We’re having trouble with the automated health check hanging on a single tentacle (out of 396 tentacles ). The check was kicked off 2 days ago and seems to have got completely stuck on this one machine - it’s now holding up following health checks and tentacle upgrades, and the Cancel button seems to be having no effect.
Any ideas?
== Running: Check deployment target: B0775-WEB0158-S ==
11:41:21 Verbose | Performing health check on machine
In 3.8.8 we introduced this fix which might help in your scenario: https://github.com/OctopusDeploy/Issues/issues/3142 . Its worth upgrading and giving that a try. But please be aware that the issue you are seeing might still be related to one of the open issues listed in the above links.
Once again, apologies for these issues. We are def working hard to solve them.
I’m currently working on this kind of issue. In addition to Dalmiro’s suggestions, could you capture a process dump of the affected tentacle process? If so, you can upload it at https://file.ac/vNOYB89Fu_k/
If you restart the tentacle service, that should cause health check task to stop.

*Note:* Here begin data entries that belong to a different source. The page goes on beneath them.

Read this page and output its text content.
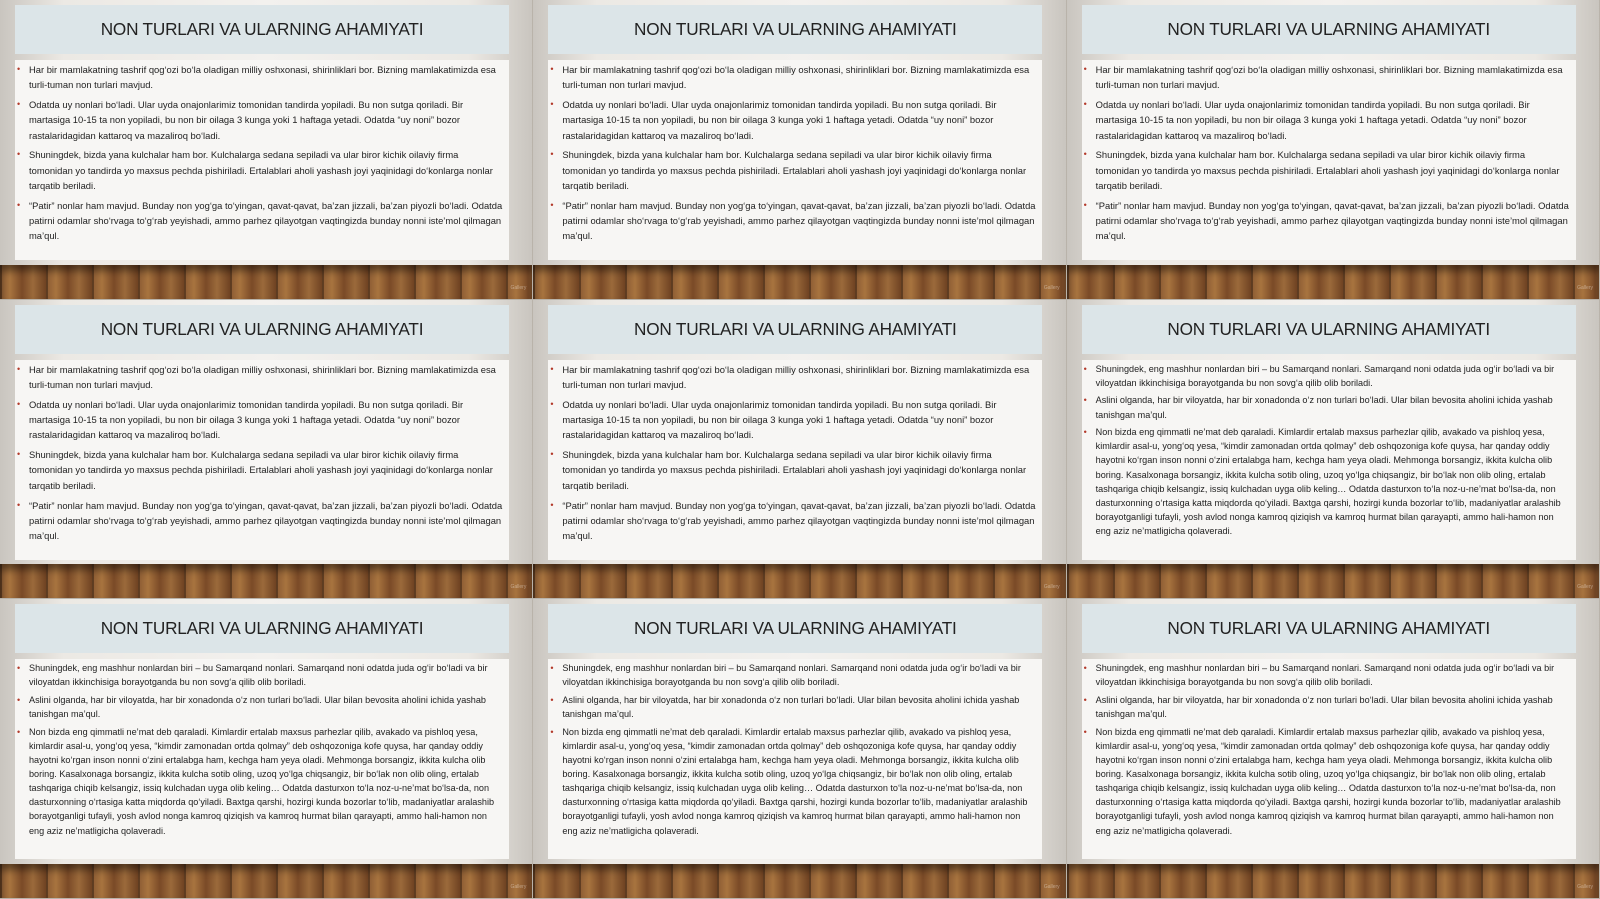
NON TURLARI VA ULARNING AHAMIYATI
• Har bir mamlakatning tashrif qog‘ozi bo‘la oladigan milliy oshxonasi, shirinliklari bor. Bizning mamlakatimizda esa turli-tuman non turlari mavjud.
• Odatda uy nonlari bo‘ladi. Ular uyda onajonlarimiz tomonidan tandirda yopiladi. Bu non sutga qoriladi. Bir martasiga 10-15 ta non yopiladi, bu non bir oilaga 3 kunga yoki 1 haftaga yetadi. Odatda “uy noni” bozor rastalaridagidan kattaroq va mazaliroq bo‘ladi.
• Shuningdek, bizda yana kulchalar ham bor. Kulchalarga sedana sepiladi va ular biror kichik oilaviy firma tomonidan yo tandirda yo maxsus pechda pishiriladi. Ertalablari aholi yashash joyi yaqinidagi do‘konlarga nonlar tarqatib beriladi.
• “Patir” nonlar ham mavjud. Bunday non yog‘ga to‘yingan, qavat-qavat, ba’zan jizzali, ba’zan piyozli bo‘ladi. Odatda patirni odamlar sho‘rvaga to‘g‘rab yeyishadi, ammo parhez qilayotgan vaqtingizda bunday nonni iste’mol qilmagan ma’qul.
Gallery
NON TURLARI VA ULARNING AHAMIYATI
• Har bir mamlakatning tashrif qog‘ozi bo‘la oladigan milliy oshxonasi, shirinliklari bor. Bizning mamlakatimizda esa turli-tuman non turlari mavjud.
• Odatda uy nonlari bo‘ladi. Ular uyda onajonlarimiz tomonidan tandirda yopiladi. Bu non sutga qoriladi. Bir martasiga 10-15 ta non yopiladi, bu non bir oilaga 3 kunga yoki 1 haftaga yetadi. Odatda “uy noni” bozor rastalaridagidan kattaroq va mazaliroq bo‘ladi.
• Shuningdek, bizda yana kulchalar ham bor. Kulchalarga sedana sepiladi va ular biror kichik oilaviy firma tomonidan yo tandirda yo maxsus pechda pishiriladi. Ertalablari aholi yashash joyi yaqinidagi do‘konlarga nonlar tarqatib beriladi.
• “Patir” nonlar ham mavjud. Bunday non yog‘ga to‘yingan, qavat-qavat, ba’zan jizzali, ba’zan piyozli bo‘ladi. Odatda patirni odamlar sho‘rvaga to‘g‘rab yeyishadi, ammo parhez qilayotgan vaqtingizda bunday nonni iste’mol qilmagan ma’qul.
Gallery
NON TURLARI VA ULARNING AHAMIYATI
• Har bir mamlakatning tashrif qog‘ozi bo‘la oladigan milliy oshxonasi, shirinliklari bor. Bizning mamlakatimizda esa turli-tuman non turlari mavjud.
• Odatda uy nonlari bo‘ladi. Ular uyda onajonlarimiz tomonidan tandirda yopiladi. Bu non sutga qoriladi. Bir martasiga 10-15 ta non yopiladi, bu non bir oilaga 3 kunga yoki 1 haftaga yetadi. Odatda “uy noni” bozor rastalaridagidan kattaroq va mazaliroq bo‘ladi.
• Shuningdek, bizda yana kulchalar ham bor. Kulchalarga sedana sepiladi va ular biror kichik oilaviy firma tomonidan yo tandirda yo maxsus pechda pishiriladi. Ertalablari aholi yashash joyi yaqinidagi do‘konlarga nonlar tarqatib beriladi.
• “Patir” nonlar ham mavjud. Bunday non yog‘ga to‘yingan, qavat-qavat, ba’zan jizzali, ba’zan piyozli bo‘ladi. Odatda patirni odamlar sho‘rvaga to‘g‘rab yeyishadi, ammo parhez qilayotgan vaqtingizda bunday nonni iste’mol qilmagan ma’qul.
Gallery
NON TURLARI VA ULARNING AHAMIYATI
• Har bir mamlakatning tashrif qog‘ozi bo‘la oladigan milliy oshxonasi, shirinliklari bor. Bizning mamlakatimizda esa turli-tuman non turlari mavjud.
• Odatda uy nonlari bo‘ladi. Ular uyda onajonlarimiz tomonidan tandirda yopiladi. Bu non sutga qoriladi. Bir martasiga 10-15 ta non yopiladi, bu non bir oilaga 3 kunga yoki 1 haftaga yetadi. Odatda “uy noni” bozor rastalaridagidan kattaroq va mazaliroq bo‘ladi.
• Shuningdek, bizda yana kulchalar ham bor. Kulchalarga sedana sepiladi va ular biror kichik oilaviy firma tomonidan yo tandirda yo maxsus pechda pishiriladi. Ertalablari aholi yashash joyi yaqinidagi do‘konlarga nonlar tarqatib beriladi.
• “Patir” nonlar ham mavjud. Bunday non yog‘ga to‘yingan, qavat-qavat, ba’zan jizzali, ba’zan piyozli bo‘ladi. Odatda patirni odamlar sho‘rvaga to‘g‘rab yeyishadi, ammo parhez qilayotgan vaqtingizda bunday nonni iste’mol qilmagan ma’qul.
Gallery
NON TURLARI VA ULARNING AHAMIYATI
• Har bir mamlakatning tashrif qog‘ozi bo‘la oladigan milliy oshxonasi, shirinliklari bor. Bizning mamlakatimizda esa turli-tuman non turlari mavjud.
• Odatda uy nonlari bo‘ladi. Ular uyda onajonlarimiz tomonidan tandirda yopiladi. Bu non sutga qoriladi. Bir martasiga 10-15 ta non yopiladi, bu non bir oilaga 3 kunga yoki 1 haftaga yetadi. Odatda “uy noni” bozor rastalaridagidan kattaroq va mazaliroq bo‘ladi.
• Shuningdek, bizda yana kulchalar ham bor. Kulchalarga sedana sepiladi va ular biror kichik oilaviy firma tomonidan yo tandirda yo maxsus pechda pishiriladi. Ertalablari aholi yashash joyi yaqinidagi do‘konlarga nonlar tarqatib beriladi.
• “Patir” nonlar ham mavjud. Bunday non yog‘ga to‘yingan, qavat-qavat, ba’zan jizzali, ba’zan piyozli bo‘ladi. Odatda patirni odamlar sho‘rvaga to‘g‘rab yeyishadi, ammo parhez qilayotgan vaqtingizda bunday nonni iste’mol qilmagan ma’qul.
Gallery
NON TURLARI VA ULARNING AHAMIYATI
• Shuningdek, eng mashhur nonlardan biri – bu Samarqand nonlari. Samarqand noni odatda juda og‘ir bo‘ladi va bir viloyatdan ikkinchisiga borayotganda bu non sovg‘a qilib olib boriladi.
• Aslini olganda, har bir viloyatda, har bir xonadonda o‘z non turlari bo‘ladi. Ular bilan bevosita aholini ichida yashab tanishgan ma’qul.
• Non bizda eng qimmatli ne’mat deb qaraladi. Kimlardir ertalab maxsus parhezlar qilib, avakado va pishloq yesa, kimlardir asal-u, yong‘oq yesa, “kimdir zamonadan ortda qolmay” deb oshqozoniga kofe quysa, har qanday oddiy hayotni ko‘rgan inson nonni o‘zini ertalabga ham, kechga ham yeya oladi. Mehmonga borsangiz, ikkita kulcha olib boring. Kasalxonaga borsangiz, ikkita kulcha sotib oling, uzoq yo‘lga chiqsangiz, bir bo‘lak non olib oling, ertalab tashqariga chiqib kelsangiz, issiq kulchadan uyga olib keling… Odatda dasturxon to‘la noz-u-ne’mat bo‘lsa-da, non dasturxonning o‘rtasiga katta miqdorda qo‘yiladi. Baxtga qarshi, hozirgi kunda bozorlar to‘lib, madaniyatlar aralashib borayotganligi tufayli, yosh avlod nonga kamroq qiziqish va kamroq hurmat bilan qarayapti, ammo hali-hamon non eng aziz ne’matligicha qolaveradi.
Gallery
NON TURLARI VA ULARNING AHAMIYATI
• Shuningdek, eng mashhur nonlardan biri – bu Samarqand nonlari. Samarqand noni odatda juda og‘ir bo‘ladi va bir viloyatdan ikkinchisiga borayotganda bu non sovg‘a qilib olib boriladi.
• Aslini olganda, har bir viloyatda, har bir xonadonda o‘z non turlari bo‘ladi. Ular bilan bevosita aholini ichida yashab tanishgan ma’qul.
• Non bizda eng qimmatli ne’mat deb qaraladi. Kimlardir ertalab maxsus parhezlar qilib, avakado va pishloq yesa, kimlardir asal-u, yong‘oq yesa, “kimdir zamonadan ortda qolmay” deb oshqozoniga kofe quysa, har qanday oddiy hayotni ko‘rgan inson nonni o‘zini ertalabga ham, kechga ham yeya oladi. Mehmonga borsangiz, ikkita kulcha olib boring. Kasalxonaga borsangiz, ikkita kulcha sotib oling, uzoq yo‘lga chiqsangiz, bir bo‘lak non olib oling, ertalab tashqariga chiqib kelsangiz, issiq kulchadan uyga olib keling… Odatda dasturxon to‘la noz-u-ne’mat bo‘lsa-da, non dasturxonning o‘rtasiga katta miqdorda qo‘yiladi. Baxtga qarshi, hozirgi kunda bozorlar to‘lib, madaniyatlar aralashib borayotganligi tufayli, yosh avlod nonga kamroq qiziqish va kamroq hurmat bilan qarayapti, ammo hali-hamon non eng aziz ne’matligicha qolaveradi.
Gallery
NON TURLARI VA ULARNING AHAMIYATI
• Shuningdek, eng mashhur nonlardan biri – bu Samarqand nonlari. Samarqand noni odatda juda og‘ir bo‘ladi va bir viloyatdan ikkinchisiga borayotganda bu non sovg‘a qilib olib boriladi.
• Aslini olganda, har bir viloyatda, har bir xonadonda o‘z non turlari bo‘ladi. Ular bilan bevosita aholini ichida yashab tanishgan ma’qul.
• Non bizda eng qimmatli ne’mat deb qaraladi. Kimlardir ertalab maxsus parhezlar qilib, avakado va pishloq yesa, kimlardir asal-u, yong‘oq yesa, “kimdir zamonadan ortda qolmay” deb oshqozoniga kofe quysa, har qanday oddiy hayotni ko‘rgan inson nonni o‘zini ertalabga ham, kechga ham yeya oladi. Mehmonga borsangiz, ikkita kulcha olib boring. Kasalxonaga borsangiz, ikkita kulcha sotib oling, uzoq yo‘lga chiqsangiz, bir bo‘lak non olib oling, ertalab tashqariga chiqib kelsangiz, issiq kulchadan uyga olib keling… Odatda dasturxon to‘la noz-u-ne’mat bo‘lsa-da, non dasturxonning o‘rtasiga katta miqdorda qo‘yiladi. Baxtga qarshi, hozirgi kunda bozorlar to‘lib, madaniyatlar aralashib borayotganligi tufayli, yosh avlod nonga kamroq qiziqish va kamroq hurmat bilan qarayapti, ammo hali-hamon non eng aziz ne’matligicha qolaveradi.
Gallery
NON TURLARI VA ULARNING AHAMIYATI
• Shuningdek, eng mashhur nonlardan biri – bu Samarqand nonlari. Samarqand noni odatda juda og‘ir bo‘ladi va bir viloyatdan ikkinchisiga borayotganda bu non sovg‘a qilib olib boriladi.
• Aslini olganda, har bir viloyatda, har bir xonadonda o‘z non turlari bo‘ladi. Ular bilan bevosita aholini ichida yashab tanishgan ma’qul.
• Non bizda eng qimmatli ne’mat deb qaraladi. Kimlardir ertalab maxsus parhezlar qilib, avakado va pishloq yesa, kimlardir asal-u, yong‘oq yesa, “kimdir zamonadan ortda qolmay” deb oshqozoniga kofe quysa, har qanday oddiy hayotni ko‘rgan inson nonni o‘zini ertalabga ham, kechga ham yeya oladi. Mehmonga borsangiz, ikkita kulcha olib boring. Kasalxonaga borsangiz, ikkita kulcha sotib oling, uzoq yo‘lga chiqsangiz, bir bo‘lak non olib oling, ertalab tashqariga chiqib kelsangiz, issiq kulchadan uyga olib keling… Odatda dasturxon to‘la noz-u-ne’mat bo‘lsa-da, non dasturxonning o‘rtasiga katta miqdorda qo‘yiladi. Baxtga qarshi, hozirgi kunda bozorlar to‘lib, madaniyatlar aralashib borayotganligi tufayli, yosh avlod nonga kamroq qiziqish va kamroq hurmat bilan qarayapti, ammo hali-hamon non eng aziz ne’matligicha qolaveradi.
Gallery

Unfortunately we had to get the issue fixed quickly, and didn’t have time to capture the process dump.
What seems to have happened is that we had (somehow) two instances of the tentacle service running, and the “rogue” one seemed to be locking up port 10933, which prevented communication with the correct instance from the server.
We solved it by doing a tentacle reinstall.
Would be nice to know why the health check didn’t time out, but unfortunately we can’t now provide you with the evidence you need to look into it.
Which version are you running? Are they polling tentacles? We recently fixed a problem with the health check not cancelling, so that might be the underlying cause.
If it is polling, it makes sense that the health check did finish as the right tentacle did not pick up the health check message.